Why can't we change the spin angular momentum of electrons with an external optical field?

Question

I have read this paper many times: Coupled Spin and Valley Physics in Monolayers of MoS2 and Other Group-VI Dichalcogenides. Interestingly, this paper is also discussed many times in this community, such as:

• Separation of valence bands in transition metal dichalcogenides (TMDs)
• How to derive the effective Hamiltonian of two-dimensional TMDCs monolayers?

One of the most important conclusions is the spin-dependent optical transition. However, the authors claim that [optical field couples only to the orbital part of the wave function and spin is conserved in the optical transitions]. Therefore, the spin-dependent transitions are realized by the spin-valley coupling that I have understood.

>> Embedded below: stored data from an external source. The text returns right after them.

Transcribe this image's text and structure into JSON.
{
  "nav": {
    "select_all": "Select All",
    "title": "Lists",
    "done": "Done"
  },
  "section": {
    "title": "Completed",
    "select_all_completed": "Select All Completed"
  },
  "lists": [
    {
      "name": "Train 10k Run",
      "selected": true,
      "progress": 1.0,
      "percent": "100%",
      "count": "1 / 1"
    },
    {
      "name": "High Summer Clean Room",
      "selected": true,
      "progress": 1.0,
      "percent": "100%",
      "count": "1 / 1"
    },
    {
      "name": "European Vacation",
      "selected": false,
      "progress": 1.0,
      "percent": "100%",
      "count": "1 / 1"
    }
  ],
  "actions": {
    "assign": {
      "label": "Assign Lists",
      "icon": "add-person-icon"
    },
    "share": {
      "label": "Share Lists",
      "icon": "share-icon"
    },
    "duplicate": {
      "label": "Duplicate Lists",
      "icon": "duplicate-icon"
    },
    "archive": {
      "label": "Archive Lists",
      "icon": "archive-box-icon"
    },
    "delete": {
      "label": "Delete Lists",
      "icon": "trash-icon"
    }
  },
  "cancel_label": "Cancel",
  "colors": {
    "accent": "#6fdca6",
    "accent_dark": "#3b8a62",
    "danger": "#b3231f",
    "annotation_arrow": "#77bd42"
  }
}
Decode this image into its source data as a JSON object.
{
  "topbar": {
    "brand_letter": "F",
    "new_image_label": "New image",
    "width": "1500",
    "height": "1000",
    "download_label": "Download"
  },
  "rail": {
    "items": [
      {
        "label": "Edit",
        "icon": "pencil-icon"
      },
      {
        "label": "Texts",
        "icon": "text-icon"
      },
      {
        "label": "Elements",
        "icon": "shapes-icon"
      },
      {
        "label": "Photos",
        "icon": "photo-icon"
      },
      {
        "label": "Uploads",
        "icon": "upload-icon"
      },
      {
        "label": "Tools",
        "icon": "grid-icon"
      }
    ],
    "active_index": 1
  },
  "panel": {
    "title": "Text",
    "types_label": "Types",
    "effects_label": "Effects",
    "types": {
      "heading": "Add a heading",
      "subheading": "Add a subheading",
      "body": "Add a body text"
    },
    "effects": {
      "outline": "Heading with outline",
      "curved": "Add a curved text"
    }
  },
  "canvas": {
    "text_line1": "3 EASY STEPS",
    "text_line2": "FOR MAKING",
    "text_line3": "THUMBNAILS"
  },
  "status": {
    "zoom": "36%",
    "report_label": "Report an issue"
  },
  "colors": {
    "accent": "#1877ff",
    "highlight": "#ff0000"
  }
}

Here my confusing part is about why we can't change the spin angular momentum of electrons with the external optical field? For example, assume that the left circular polarization light, carried a spin angular momentum $\hbar$, is absorbed by an electron with spin angular momentum $-\dfrac{1}{2}\hbar$, then the energy of the photon is eaten by the electron, but where is the spin angular momentum of the photon if we think the electron spin is conserved? Is it transferred to the orbital angular momentum of the electron? How?

Answer 1

This has already been asked in several forms in Physics Stack Exchange. Within the semi-classical 'electric dipole' approximation, only the electric field of light interacts with the electron. The effect of magnetic field is usually very weak except for a few cases like highly concentrated pulses etc. Magnetic field can flip spins, in a process called 'spin-flip'. There are experimental cases reported, the most famous being the 21cm astronomical limit. I wrote a more comprehensive answer here.

Answer 2

well, you certainly can change the spin of an electron through acting on its orbital motion with the electric field. It is called "spin-orbit coupling" (SOC) and a lot of magneto-optical and opto-magnetic (inverse) effects completely rely on it. You might want to look at papers discussing all-optical magnetization switching with circularly polarized light in various materials using, e.g. inverse Faraday effect. Further, spin-orbit coupling is the only way to couple spin and light in a hamiltonian. Theorists who calculate interactions of optical fields and spins often calculate (and show in their papers) no-SOC cases where they artificially set the SOC strength to 0 and demonstrate that the effect they were interested in vanishes. Yet, the reason why it is difficult to flip electron"s spin with light is that, well, SOC is usually (in common materials) not very strong. If you go down the periodic table, SOC increases rapidly, and heavy rare-earths might be the systems where optical spin-flip transitions are to be looked for.

Answer 3

I think the claim assumes linear polarization of the light which has zero angular momentum. For circularly polarized light, the spin of the electron should be flipped. (e.g. Appl. Phys. Lett. 114, 041104 (2019)) Indeed, it has a probability issue as explained by @Xivi76.